Strike while the Iron is…
When was the last transport strike which had a significant local effect? I remember walking to work one day in 2011 or 2012. Many students were not able to go to school. There was no official suspension of classes. I have forgotten what the strike was for. It was probably against increasing oil price. (It usually is.) I’m too lazy to look up old news articles on the date. I’m pretty sure it was around that time. If so, it has been over 10 years. Maybe there had been strikes after that or before this recent one, but that is the last one that I could remember that had an empirical effect.
When I heard of the plan of a strike, it caught my attention because it raised the possibility of suspension of classes. (In case you notice, there’s this part of me that’s always on the lookout for a reason for suspension of work and for me to just bum around at home.) But when I further found out that the transport groups were planning a week-long strike, I was taken aback. Are they serious? That’s giving away a week’s wages to make a statement of protest. Even before the official announcement and without inside information from local transport groups, I knew already that the local sector would not join such a strike. (I think that has been the stand of the local groups. That’s why we haven’t been feeling any transport suspension in the past 10 years.) I do understand and respect citizens’ rights to protest, but a whole week is seriously suicidal. That has to hurt the drivers more than anyone else. Work could be done at home. Classes could be suspended. Eventually, people could adjust to the inconvenience. But while they’re at it, jeepney drivers won’t get paid. It’s not even a guarantee that their cause would be heard by the government. I understand the local consensus for them to go on with the transport routes and leave the strikers to themselves. In that way, they would keep earning some cash, despite the high price of oil. Who knows? It may increase again some time soon.

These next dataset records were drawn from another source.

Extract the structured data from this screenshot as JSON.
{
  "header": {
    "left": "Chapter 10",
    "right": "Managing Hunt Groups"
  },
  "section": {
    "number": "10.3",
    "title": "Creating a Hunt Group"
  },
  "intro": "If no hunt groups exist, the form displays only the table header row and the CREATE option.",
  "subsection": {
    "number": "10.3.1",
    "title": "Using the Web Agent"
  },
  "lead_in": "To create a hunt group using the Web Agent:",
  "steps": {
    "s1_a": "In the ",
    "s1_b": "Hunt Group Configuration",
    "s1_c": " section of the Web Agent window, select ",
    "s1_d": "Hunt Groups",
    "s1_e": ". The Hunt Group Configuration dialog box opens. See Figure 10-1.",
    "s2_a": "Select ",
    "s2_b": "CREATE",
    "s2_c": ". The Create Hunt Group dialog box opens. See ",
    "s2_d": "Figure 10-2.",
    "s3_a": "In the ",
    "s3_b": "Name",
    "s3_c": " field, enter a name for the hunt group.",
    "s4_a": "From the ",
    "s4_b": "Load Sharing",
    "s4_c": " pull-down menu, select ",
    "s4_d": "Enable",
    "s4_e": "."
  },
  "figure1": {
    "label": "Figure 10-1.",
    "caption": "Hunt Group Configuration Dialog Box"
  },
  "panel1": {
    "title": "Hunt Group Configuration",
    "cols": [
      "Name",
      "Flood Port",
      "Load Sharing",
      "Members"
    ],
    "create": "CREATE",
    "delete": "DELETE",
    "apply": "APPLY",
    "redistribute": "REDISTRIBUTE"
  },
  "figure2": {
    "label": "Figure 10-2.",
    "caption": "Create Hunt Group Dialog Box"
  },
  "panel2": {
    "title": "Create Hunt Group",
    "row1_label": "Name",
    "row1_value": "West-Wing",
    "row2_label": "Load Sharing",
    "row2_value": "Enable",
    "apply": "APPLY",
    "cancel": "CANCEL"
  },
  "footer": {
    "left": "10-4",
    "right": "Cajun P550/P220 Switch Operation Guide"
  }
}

I know that this has been going on for some time now. But this got me thinking, why does the jeepney have to be modernized anyway? Reportedly, “The government transport modernization program, first launched in 2017, aims to replace dangerously dilapidated and old passenger jeepneys and vans with modern vehicles, which have safety features and conform with carbon emissions standards” (apnews.com). As my nephew (who was born and raised in the US and is practically and culturally, an American) would put it, “Why is it so dirty?”, when talking about a clean tricycle. I’m guessing he means it looks old and dilapidated. I guess that’s how Filipino culture goes, what was then referred to as segunda mano is no called as “ukay-ukay” and contracted to UK. How many Japan surplus product live sellers do you know? We’re going to have that old laptop fixed until it ultimately gives up beyond repair. The same goes with the old rusty buses that roam around the city streets. It was already 90’s and I still would see those old Love Buses around Manila. The colorful design and lettering was obviously psychedelic and hippie inspired, but there they were blending with modern culture. There’s also that mindset of “we can’t afford it” when some financial scheme could feasibly be worked out. Some Filipinos would simply resign themselves to their fate in the perspective that it could not be done.
Road and environmental safety are noble aspirations, but realistically, I don’t think the government would be able to chase the rusty rumblers off the road. I think, a more culturally sensitive direction would be to focus implementation initially on a specific part of NCR; then slowly, work on the adjacent regions from there. Maybe, they could work on Region IV-A and IV-B next, then Region III, and VII and so on. But I don’t think we could expect a 100% modern jeepney nation. There would always be some stubborn antique aficionado in some town who would insist on his right to drive his corroded Pinoy for sentimental reasons. If the authorities force a total jeepney modernization on the nation, they would be running after old jeeps like they have been chasing drug pushers, fraternity hazers, and illegal street vendors who would frantically run with their goods when PSO officers come along, and then come back to set up shop again when the cops are gone.
Psalm 57:1: “I will take refuge in the shadow of Your wings until the danger has passed.”